Sometimes we get little reminders of just how far we have travelled in the peace process.
I thought about it as I made my way to west Belfast this morning with colleague Eamonn Mallie; thought about it because the road and route we took was the same one we journeyed almost twenty years ago back in August 1994.
That day we were met by a woman who read to us the words of the IRA ceasefire statement – declaring the “complete cessation of military operations”.
Much has changed since then and, this morning, you could see and feel it.
At a breakfast event organised by local businessman Gerry Carlile, Martin McGuinness spoke as Deputy First Minister – spoke in a room where loyalist Jackie McDonald was also present.
Nobody blinked an eye. There was no protest outside – no need for the police.
This was the normal/routine stuff of peace building after the abnormal years of conflict characterised in the hundreds and thousands of Bloody Days.
The organisation of which McDonald is part – the UDA – killed solicitor Pat Finucane on one of those Bloody Days, exactly 25 years ago on this date.
Someone pulled the trigger, but others pulled the strings, and the search for that information continues.
It is but one chapter from the conflict years.
Others will have their questions for McGuinness and McDonald and for the organisations of which they were part and finding the process and place within which that can be done is part of what still has to be achieved.
In west Belfast this morning, McGuinness said he was involved in further talks yesterday trying to advance the proposals that are part of the Richard Haass and Meghan O’Sullivan text written and left here weeks ago at the end of a long consultation and negotiation.
The political brakes have since been applied by the Unionist parties, either unable or unwilling to build the structure that was suggested – the Historical Investigations Unit, the Independent Commission for Information Retrieval, an Implementation and Reconciliation Group in a monitoring/oversight role, an Archive for all stories and agreed statements of acknowledgement.
Those are the Haass/O’Sullivan jigsaw pieces when it comes to the past, but what is not clear is whether the picture will ever be made.
This is the unfinished business of the peace process, but what we got this morning was a glimpse of the progress so far.
It was coloured in that breakfast picture of tea and coffee cups and bacon and sausage baps – seen in who was mingling and talking and heard in the words of McGuinness when he very clearly and deliberately acknowledged McDonald’s contribution to the peace process.
The political message in this setting was about the need to do things together and the importance of political stability to allow businesses to grow.
It wasn’t a morning of ‘whataboutery’ – but more, what about the next steps?
There is still a political play to small street crowds.
We still hear the dissidents through their bombs and bullets, and we watch elements of loyalism – particularly the UVF in east Belfast – fall into deeper criminality.

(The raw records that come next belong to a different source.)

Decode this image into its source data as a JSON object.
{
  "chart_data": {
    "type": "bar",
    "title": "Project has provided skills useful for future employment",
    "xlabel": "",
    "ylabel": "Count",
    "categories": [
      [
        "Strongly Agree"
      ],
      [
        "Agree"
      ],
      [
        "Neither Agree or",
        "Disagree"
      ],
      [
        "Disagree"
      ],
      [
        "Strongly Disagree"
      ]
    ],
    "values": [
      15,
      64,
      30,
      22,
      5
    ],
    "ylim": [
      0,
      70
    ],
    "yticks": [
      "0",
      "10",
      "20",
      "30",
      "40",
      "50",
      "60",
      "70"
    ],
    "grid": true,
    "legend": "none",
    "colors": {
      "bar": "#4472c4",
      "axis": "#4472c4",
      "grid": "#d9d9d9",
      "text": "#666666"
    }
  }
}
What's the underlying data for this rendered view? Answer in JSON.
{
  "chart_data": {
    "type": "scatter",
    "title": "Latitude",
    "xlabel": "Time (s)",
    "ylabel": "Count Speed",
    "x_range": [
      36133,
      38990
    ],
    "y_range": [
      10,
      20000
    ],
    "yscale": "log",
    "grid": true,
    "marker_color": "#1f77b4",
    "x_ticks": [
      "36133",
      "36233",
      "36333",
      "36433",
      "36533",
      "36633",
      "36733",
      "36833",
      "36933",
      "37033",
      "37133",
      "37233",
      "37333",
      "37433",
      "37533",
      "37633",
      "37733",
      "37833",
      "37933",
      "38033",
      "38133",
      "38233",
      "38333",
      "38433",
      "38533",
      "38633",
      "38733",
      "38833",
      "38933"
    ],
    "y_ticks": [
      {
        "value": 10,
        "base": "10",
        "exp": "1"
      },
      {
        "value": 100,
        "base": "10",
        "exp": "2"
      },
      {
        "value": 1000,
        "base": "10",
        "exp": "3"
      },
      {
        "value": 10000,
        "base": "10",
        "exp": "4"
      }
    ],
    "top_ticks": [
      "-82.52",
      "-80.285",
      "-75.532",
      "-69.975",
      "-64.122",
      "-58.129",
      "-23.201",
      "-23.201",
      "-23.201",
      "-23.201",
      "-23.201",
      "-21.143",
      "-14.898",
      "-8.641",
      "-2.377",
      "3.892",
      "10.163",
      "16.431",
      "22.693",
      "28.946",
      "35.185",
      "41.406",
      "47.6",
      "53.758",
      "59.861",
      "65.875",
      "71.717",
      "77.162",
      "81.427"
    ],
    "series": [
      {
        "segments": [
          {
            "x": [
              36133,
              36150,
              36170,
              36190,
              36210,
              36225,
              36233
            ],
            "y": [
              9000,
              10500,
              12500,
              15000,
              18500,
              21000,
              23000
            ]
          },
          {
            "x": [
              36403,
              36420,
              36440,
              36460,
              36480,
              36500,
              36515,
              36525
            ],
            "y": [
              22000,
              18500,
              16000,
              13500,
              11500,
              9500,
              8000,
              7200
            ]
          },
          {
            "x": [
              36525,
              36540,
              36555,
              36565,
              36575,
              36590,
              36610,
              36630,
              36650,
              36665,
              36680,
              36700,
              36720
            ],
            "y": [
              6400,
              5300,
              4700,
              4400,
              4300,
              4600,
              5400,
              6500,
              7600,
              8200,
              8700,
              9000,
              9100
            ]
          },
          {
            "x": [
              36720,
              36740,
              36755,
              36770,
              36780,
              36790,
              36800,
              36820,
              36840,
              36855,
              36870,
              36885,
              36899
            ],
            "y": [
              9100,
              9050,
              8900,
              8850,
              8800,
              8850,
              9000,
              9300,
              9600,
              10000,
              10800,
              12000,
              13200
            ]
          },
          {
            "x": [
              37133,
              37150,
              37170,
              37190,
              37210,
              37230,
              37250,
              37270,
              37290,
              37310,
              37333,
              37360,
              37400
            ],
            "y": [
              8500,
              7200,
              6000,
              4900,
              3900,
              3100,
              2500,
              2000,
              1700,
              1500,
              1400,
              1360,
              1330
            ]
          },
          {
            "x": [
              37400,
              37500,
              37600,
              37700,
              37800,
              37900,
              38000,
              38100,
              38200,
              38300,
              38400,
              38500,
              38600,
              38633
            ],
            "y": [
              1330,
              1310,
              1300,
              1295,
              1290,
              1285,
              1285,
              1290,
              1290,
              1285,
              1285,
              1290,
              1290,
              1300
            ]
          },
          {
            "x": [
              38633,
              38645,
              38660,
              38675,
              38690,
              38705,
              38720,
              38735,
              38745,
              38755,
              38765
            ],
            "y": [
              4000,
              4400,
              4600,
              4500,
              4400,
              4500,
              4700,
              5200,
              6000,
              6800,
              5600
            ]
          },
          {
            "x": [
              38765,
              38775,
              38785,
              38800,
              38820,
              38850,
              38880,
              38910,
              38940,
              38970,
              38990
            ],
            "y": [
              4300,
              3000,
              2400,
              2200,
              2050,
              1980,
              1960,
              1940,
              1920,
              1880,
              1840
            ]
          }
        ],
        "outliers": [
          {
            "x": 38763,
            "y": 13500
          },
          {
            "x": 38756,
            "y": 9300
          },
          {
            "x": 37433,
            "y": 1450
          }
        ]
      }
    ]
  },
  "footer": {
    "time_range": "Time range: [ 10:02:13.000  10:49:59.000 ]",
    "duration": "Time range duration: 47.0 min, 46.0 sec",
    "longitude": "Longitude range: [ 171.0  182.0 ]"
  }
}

Their guns are no longer about defending Ulster, but about protecting money-making turf from intruders.
To describe their activities as breaches of ceasefire would be to suggest some cause when, in truth, the motivation is self interest and self gain.
The republican dissidents know they are in ‘wars’ that cannot be won, and all of these armed factions – loyalist and republican – need to be challenged to explain their actions.
This is all part of what still needs to be done but, this morning, we watched what has been achieved and what is being achieved.
We have come a long way since 1994, and the question is how much further we want to go?